Berlin’s Gallery Weekend has been going strong for 12 years. The city-wide event offers one of the most successful antidotes to endless art fair aisles. Of the 54 exhibitions opening this weekend, several will present artists’ responses to the fast-paced, image-saturated world in which we live: from traditional analogue photography, and the medium’s role in institutional critique and feminist discourse, to the explosion of images of post-internet art.
Wolfgang Tillmans at Galerie Buchholz
29 April – 18 June
The Berlin-based photographer Wolfgang Tillmans often invites us into his private world and this show is no exception. Galerie Buchholz presents photographs taken at his studios—in New York, London and Berlin—taken over the past 20 years. Dozens of photos will show Tillmans’ studio as a backdrop to portraits and parties, as well as a site of his artistic production. It’s an occasionally mundane world, where plants are grown, installations are tested, and printers get jammed.

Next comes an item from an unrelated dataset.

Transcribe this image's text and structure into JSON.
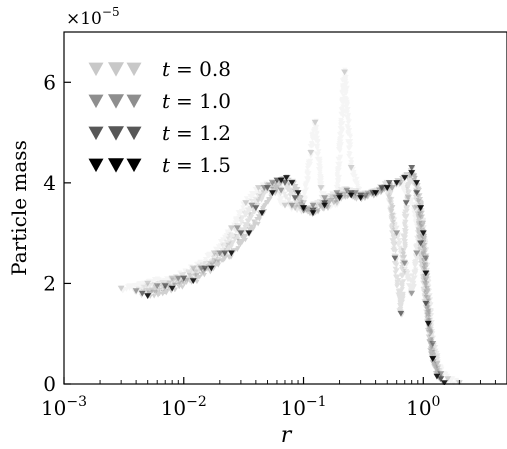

Petra Cortright at Société
29 April – 28 May
The LA-based artist is one of the most influential artists associated with post-internet art. Her videos and digital paintings are sourced and collated after hours of browsing the internet and then manipulated in Photoshop and other graphics software. Cortright’s second show at Société features two unseen webcam videos based on her collaboration with the fashion designer Stella McCartney and a series of digital paintings based on the same set of source images, rearranged and printed on different materials.
Tomás Saraceno at Esther Schipper
29 April – 28 May
In one of the most striking exhibitions this weekend, the Argentinian-born Tomás Saraceno will present a large-scale version of his transparent-cube works featuring natural spiderwebs. In line with his art-meets-science approach, Saraceno will premier a “chamber performance” that integrates scientific research, sound, spider silk and dust, titled Arachno Concert: With Arachne (Nephila senegalensis), Cosmic Dust (Porus Chondrite) and the Breathing Ensemble.
Christopher Williams at Capitain Petzel
29 April – 4 June
A leading conceptual photographer in America and a professor at the Düsseldorf Academy, Christopher Williams is known for his meticulous installations of photographs, artfully posed pictures, and embrace of “institutional critique.” His generic-looking photographs, which often mimic the quality of commercial photography, are coolly seductive and intend to provoke questions about the role of photography in today’s consumer culture. This show will explore themes of family and domesticity through several new photographs, collages, posters and archival materials.
Anne Collier at Galerie Neu
29 April – 28 May
Anne Collier’s work reminds us that discussions about the representation of women in print and advertising culture remain pertinent in the internet age. In her new series, Crying Women (2016) she tightly crops and dramatically enlarges the teary-eyed women that she has found in advertising images from the 1950s through the 1980s.